No Line Could Make Sense Of It takes us to the shore, the overlapping worlds of water, land, and sky. It is spoken and then sung at a border holding incredible diversity and complexity. Requiring the energy of diplomacy. Disintegrations is a slow huge epic, a re-building from thunderous silence, imagining an expansion of imagination, enacting a rebirth of possibility.

85 Dollars An Acre, a collaboration with Steven Lambke, is a map, from the shores of Lake Ontario to the banks of the Otonabe River; it is a love song, a practice of care; it is a series of survival tips from the Elders on living through the catastrophe. It makes the most of small sounds. 

Ossuary excavates a relationship that encloses, building to a crescendo of “trusting you with nothing”. When it’s Her Turn To Speak she says “you’ve come a long way”, she says “keep at it”. An echo of “No Line Could Make Sense Of It” is heard and repeated. Minode’e is an invitation. Sung in a vocabulary particular to Alderville First Nation, Minode’e is a remembering of language, an expression of care. 

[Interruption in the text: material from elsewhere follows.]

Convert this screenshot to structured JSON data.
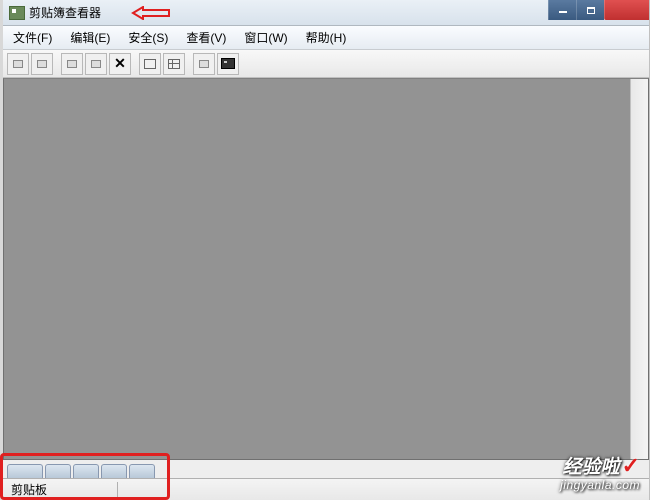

The effort needed to preserve can take you to the point of loss. Pyrrhic Victories describes the risks, the physical and emotional challenges, of recovery. It rises. It learns to surf. It finds some kind of stability on the wave. Not solid, but riding, living. An impossible pop song, holding balance in chaos.  

In our present moment of live-streamed genocide, fascism, and climate catastrophe, this record is a beacon and a reminder to not shrink our imaginations into constrained versions of the possible, to remember the sky, the shore, the horizon. It is a call towards living life in an expansive way, in a way that is relational, is connected, in a network that springs forth more life. It is a reminder to dance. 

Spending time at the shoreline is a flight to the sky. This record is a living archive of resistance, fugitivity, and emergence.